Significa conhecê-Lo directamente, tanto quanto é possível nesta vida,
através de Jesus Cristo, no qual Deus se revelou. Deleitar-se com o
esplendor da face de Deus significa penetrar no mistério de seu Nome
manifestado a nós por Jesus, compreender algo da sua vida íntima e da
sua vontade, para que possamos viver de acordo com seu desígnio de amor
para a humanidade. O apóstolo Paulo expressa justamente isso na segunda
leitura, da Carta aos Gálatas (4, 4-7), afirmando que do Espírito, que
no íntimo dos nossos corações, clama: «Abá! Ó Pai». É o clamor que brota
da contemplação da verdadeira face de Deus, da revelação do mistério do
Nome. Jesus diz: «Manifestei o teu nome aos homens» (Jo 17,
6). O Filho de Deus feito carne nos deu a conhecer o Pai, nos fez
perceber no seu rosto humano visível a face invisível do Pai; através do
dom do Espírito Santo derramado em nossos corações, nos fez conhecer
que n’Ele nós também somos filhos de Deus, como diz São Paulo na
passagem que escutamos: «Porque sois filhos, Deus enviou aos nossos
corações o Espírito do seu Filho, que clama: Abá! Ó Pai» (Gal 4, 6).
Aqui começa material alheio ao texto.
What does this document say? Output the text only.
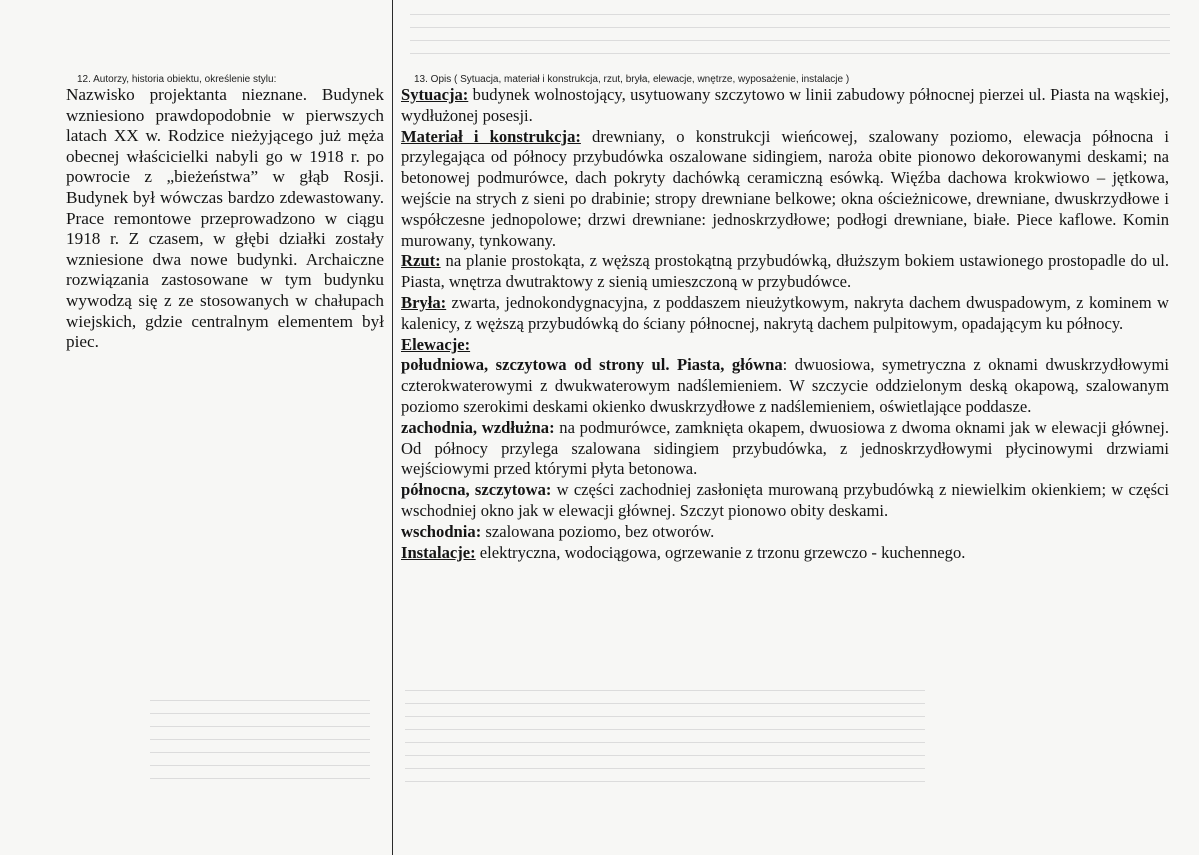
12. Autorzy, historia obiektu, określenie stylu:	13. Opis ( Sytuacja, materiał i konstrukcja, rzut, bryła, elewacje, wnętrze, wyposażenie, instalacje )
Nazwisko projektanta nieznane. Budynek wzniesiono prawdopodobnie w pierwszych latach XX w. Rodzice nieżyjącego już męża obecnej właścicielki nabyli go w 1918 r. po powrocie z „bieżeństwa” w głąb Rosji. Budynek był wówczas bardzo zdewastowany. Prace remontowe przeprowadzono w ciągu 1918 r. Z czasem, w głębi działki zostały wzniesione dwa nowe budynki. Archaiczne rozwiązania zastosowane w tym budynku wywodzą się z ze stosowanych w chałupach wiejskich, gdzie centralnym elementem był piec.

Sytuacja: budynek wolnostojący, usytuowany szczytowo w linii zabudowy północnej pierzei ul. Piasta na wąskiej, wydłużonej posesji.

Materiał i konstrukcja: drewniany, o konstrukcji wieńcowej, szalowany poziomo, elewacja północna i przylegająca od północy przybudówka oszalowane sidingiem, naroża obite pionowo dekorowanymi deskami; na betonowej podmurówce, dach pokryty dachówką ceramiczną esówką. Więźba dachowa krokwiowo – jętkowa, wejście na strych z sieni po drabinie; stropy drewniane belkowe; okna ościeżnicowe, drewniane, dwuskrzydłowe i współczesne jednopolowe; drzwi drewniane: jednoskrzydłowe; podłogi drewniane, białe. Piece kaflowe. Komin murowany, tynkowany.

Rzut: na planie prostokąta, z węższą prostokątną przybudówką, dłuższym bokiem ustawionego prostopadle do ul. Piasta, wnętrza dwutraktowy z sienią umieszczoną w przybudówce.

Bryła: zwarta, jednokondygnacyjna, z poddaszem nieużytkowym, nakryta dachem dwuspadowym, z kominem w kalenicy, z węższą przybudówką do ściany północnej, nakrytą dachem pulpitowym, opadającym ku północy.

Elewacje:

południowa, szczytowa od strony ul. Piasta, główna: dwuosiowa, symetryczna z oknami dwuskrzydłowymi czterokwaterowymi z dwukwaterowym nadślemieniem. W szczycie oddzielonym deską okapową, szalowanym poziomo szerokimi deskami okienko dwuskrzydłowe z nadślemieniem, oświetlające poddasze.

zachodnia, wzdłużna: na podmurówce, zamknięta okapem, dwuosiowa z dwoma oknami jak w elewacji głównej. Od północy przylega szalowana sidingiem przybudówka, z jednoskrzydłowymi płycinowymi drzwiami wejściowymi przed którymi płyta betonowa.

północna, szczytowa: w części zachodniej zasłonięta murowaną przybudówką z niewielkim okienkiem; w części wschodniej okno jak w elewacji głównej. Szczyt pionowo obity deskami.

wschodnia: szalowana poziomo, bez otworów.

Instalacje: elektryczna, wodociągowa, ogrzewanie z trzonu grzewczo - kuchennego.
Queridos irmãos e irmãs, eis o fundamento da
nossa paz: a certeza de contemplar em Jesus Cristo o esplendor da face
de Deus, de ser filhos no Filho e ter, assim, na estrada da vida, a
mesma segurança que a criança sente nos braços de um Pai bom e
omnipotente. O esplendor da face do Senhor sobre nós, que nos dá a paz, é
a manifestação da sua paternidade; o Senhor dirige sobre nós a sua
face, se mostra como Pai e nos dá a paz. Aqui está o princípio daquela
paz profunda - «paz com Deus» - que está intimamente ligada à fé e à
graça, como escreve São Paulo aos cristãos de Roma (Rm 5, 2).
Nada pode tirar daqueles que crêem esta paz, nem mesmo as dificuldades e
os sofrimentos da vida. De fato, os sofrimentos, as provações e a
escuridão não corroem, mas aumentam a nossa esperança, uma esperança que
não decepciona, porque "o amor de Deus foi derramado em nossos corações
pelo Espírito Santo que nos foi dado" (Rm 5, 5).
Que a Virgem Maria, que hoje veneramos com o
título de Mãe de Deus, nos ajude a contemplar a face de Jesus, Príncipe
da Paz. Que Ela nos ajude e nos acompanhe neste novo ano; que Ela
obtenha para nós e para o mundo inteiro o dom da paz. Amém!